Driving a model railway from Common Lisp
Tags: #commonlisp #networking
Model railways and Common Lisp — two subjects that rarely cross paths…

The Roco Z21 is a command station for digital model railways. It sits on the LAN, listens on UDP port 21105, and speaks a binary protocol. Locomotives, turnouts and track power are all driven by sending it the right bytes.

The protocol is documented, and any language with a UDP socket can drive the layout. Common Lisp seemed a fitting choice — sending an expression from the REPL and watching the train react is exactly the kind of interactive feedback loop for which this language is handy.

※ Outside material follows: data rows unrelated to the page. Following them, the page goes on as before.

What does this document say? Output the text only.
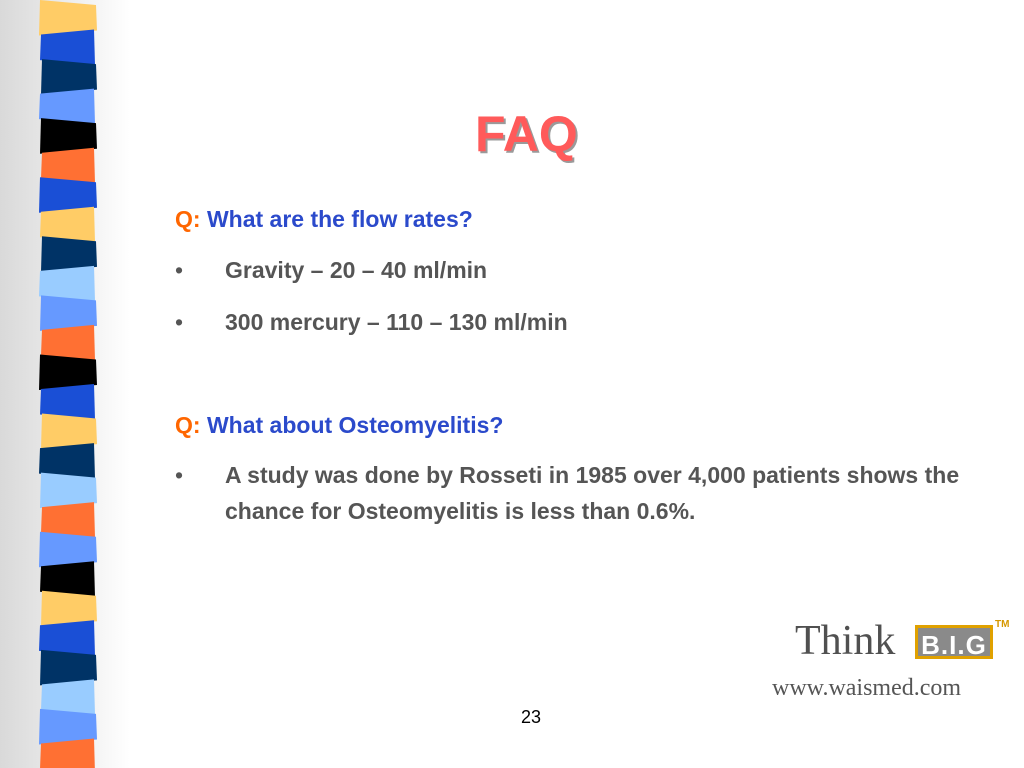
FAQ
Q: What are the flow rates?
•	Gravity – 20 – 40 ml/min
•	300 mercury – 110 – 130 ml/min
Q: What about Osteomyelitis?
•	A study was done by Rosseti in 1985 over 4,000 patients shows the chance for Osteomyelitis is less than 0.6%.
Think B.I.G
TM
www.waismed.com
23
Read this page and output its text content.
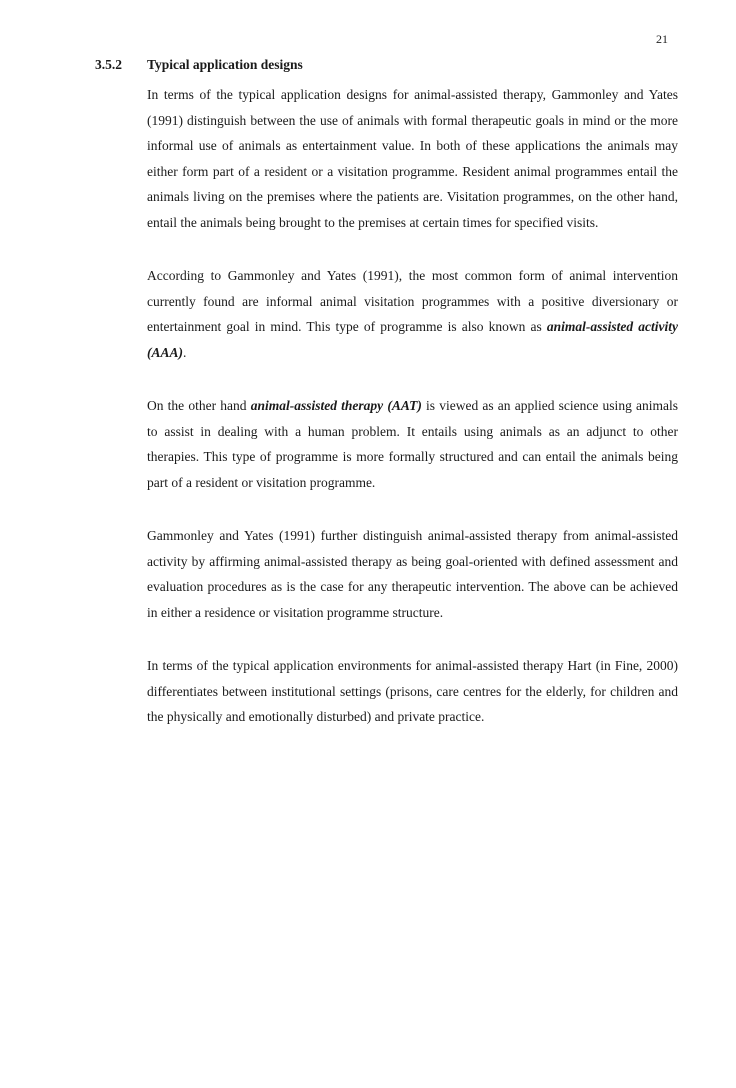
21
3.5.2	Typical application designs

In terms of the typical application designs for animal-assisted therapy, Gammonley and Yates (1991) distinguish between the use of animals with formal therapeutic goals in mind or the more informal use of animals as entertainment value. In both of these applications the animals may either form part of a resident or a visitation programme. Resident animal programmes entail the animals living on the premises where the patients are. Visitation programmes, on the other hand, entail the animals being brought to the premises at certain times for specified visits.

According to Gammonley and Yates (1991), the most common form of animal intervention currently found are informal animal visitation programmes with a positive diversionary or entertainment goal in mind. This type of programme is also known as animal-assisted activity (AAA).

On the other hand animal-assisted therapy (AAT) is viewed as an applied science using animals to assist in dealing with a human problem. It entails using animals as an adjunct to other therapies. This type of programme is more formally structured and can entail the animals being part of a resident or visitation programme.

Gammonley and Yates (1991) further distinguish animal-assisted therapy from animal-assisted activity by affirming animal-assisted therapy as being goal-oriented with defined assessment and evaluation procedures as is the case for any therapeutic intervention. The above can be achieved in either a residence or visitation programme structure.

In terms of the typical application environments for animal-assisted therapy Hart (in Fine, 2000) differentiates between institutional settings (prisons, care centres for the elderly, for children and the physically and emotionally disturbed) and private practice.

cl-z21 is the result: a small 2018 hobby project covering a useful subset of the protocol — system info, track power, turnouts, locomotive drive and functions, CV reading in service mode, and broadcast listening.
A typical session reads like:
(z21-set-track-power-on :verbose t)
(z21-set-loco-drive 3 64 :direction 1 :verbose t) ; loco 3, forward, speed 64/127
(z21-set-loco-function 3 0 #x01 :verbose t) ; light on
(z21-switch-turnout 0 :verbose t)Each form encodes its arguments into a UDP packet, sends it, waits for the reply, and prints the decoded result.
Internally, a small registry of coder structs — one per command — knows how to turn arguments into bytes. The decoding side mirrors it: decoder structs match incoming packets by byte prefix and parse the rest. The function z21-interact ties the two together.
Only runtime dependency: usocket, installed via Quicklisp. Tested under SBCL on Windows.